8/10
A fine story about a fine family doing a fine thing
19 April 2010
Having read and, by word of mouth, extracted so many positive reviews for "The Blind Side" it was nearly impossible not to head into watching it without any preconceived idea of how great - or, for that matter, how poor - it might turn out to be.

I see its central theme summarized in one sentence delivered by the woman portraying Michael's crack-addled mother who, upon learning Leigh Anne Tuohy (portrayed quite beautifully by Sandra Bullock) has taken in her son to her home: "Well, what a fine Christian woman you are." That is it, really, summed up: The Tuohys did the fine, if extremely improbable, Christian thing by taking a very large black teenage boy into their home. Not just from the wrong side of the tracks, Michael Oher is from the wrong side of life: His mother, not so much a terrible person as a conglomeration of terrible decisions (and, yes, it's often hard to separate the two, but I think it's a useful distinction to make in this case), is so deeply disabled by her addictions that she couldn't care to attend to more needs than her own basic physiological ones, have largely left her many children to whim and circumstance.

Michael is a product of this immense, criminal neglect, of an educational system that has discarded him and an environment that merely chews up those who are unfortunate enough to be born into it.

But something happened on the way to a dead-end life: Someone - a few people, actually - stood up for Michael, without knowing who he was, really, but rather they saw a faint glimmer of something special in him. Sure, they saw athletic skill - and that has pragmatic value to people these days, especially at the professional level - but they also saw someone of character, a kid who hadn't just given up and succumbed to the lifestyle being offered to him.
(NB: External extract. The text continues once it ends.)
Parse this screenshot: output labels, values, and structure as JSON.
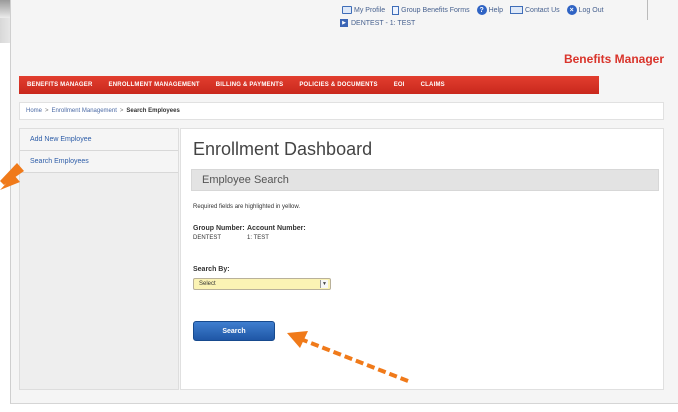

And the movie addresses, head-on, the controversy bound to be associated with the notion of a well-to-do white family stepping in and "saving" a black kid who seemed destined by circumstance to be neglected and forgotten. Not being black I can't say if the idea that white people - especially white Republicans from the South - "saving" black kids is a particularly repellent one, but I suspect from the generally militant ideology that tends to surround modern "blackness" being true to your being black - even if that ultimately means sliding by this mortal coil with few, if any, prospects - does indeed make it quite repellent.
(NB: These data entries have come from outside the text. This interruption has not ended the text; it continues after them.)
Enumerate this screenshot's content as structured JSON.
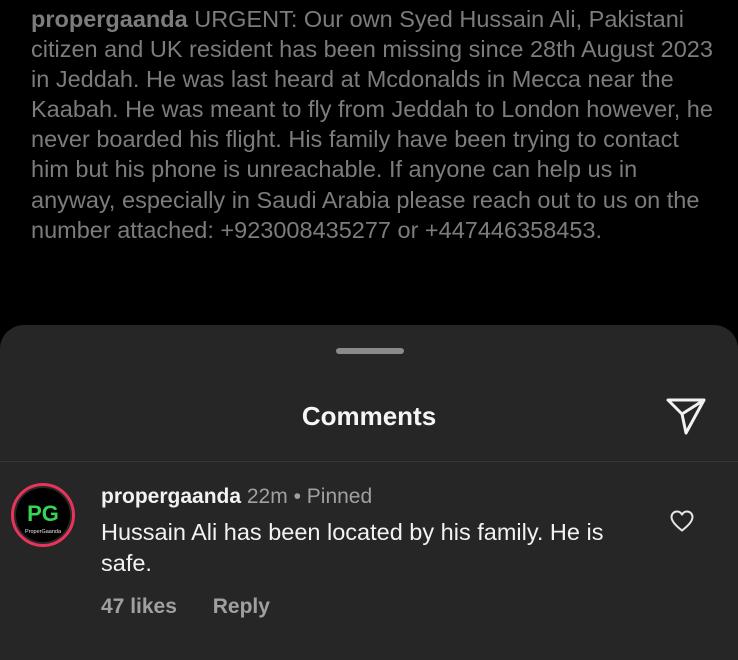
{
  "post": {
    "username": "propergaanda",
    "caption": "URGENT: Our own Syed Hussain Ali, Pakistani citizen and UK resident has been missing since 28th August 2023 in Jeddah. He was last heard at Mcdonalds in Mecca near the Kaabah. He was meant to fly from Jeddah to London however, he never boarded his flight. His family have been trying to contact him but his phone is unreachable. If anyone can help us in anyway, especially in Saudi Arabia please reach out to us on the number attached: +923008435277 or +447446358453."
  },
  "comments_sheet": {
    "title": "Comments",
    "share_icon": "paper-plane-icon",
    "comment": {
      "avatar_text": "PG",
      "avatar_subtext": "ProperGaanda",
      "avatar_colors": {
        "ring": "#e8345a",
        "letters": "#39d353"
      },
      "username": "propergaanda",
      "time": "22m",
      "separator": "•",
      "pinned": "Pinned",
      "text": "Hussain Ali has been located by his family. He is safe.",
      "likes": "47 likes",
      "reply": "Reply",
      "like_icon": "heart-icon"
    }
  }
}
Of course, if a well-to-do black family had taken Oher in there would be no issue and that, really, is the problem: The inherent - and not entirely ungrounded - general distrust of white folk by black folk. The NCAA in the movie merely sits in to speak for millions of blacks who are casting a jaundiced eye to the notions being presented by "The Blind Side." For the rest of us - blissfully ignorant white folk, I suppose - "The Blind Side" is a great story about a great family who merely decided to the right, Christian thing and step into and ultimately embrace what might be considered by most a very uncomfortable situation. Against considerable odds, Oher has succeeded where few have, even those born to considerably better circumstances. He has triumphed and, by extraction, so has the family who adopted him and made him a permanent part of their lives.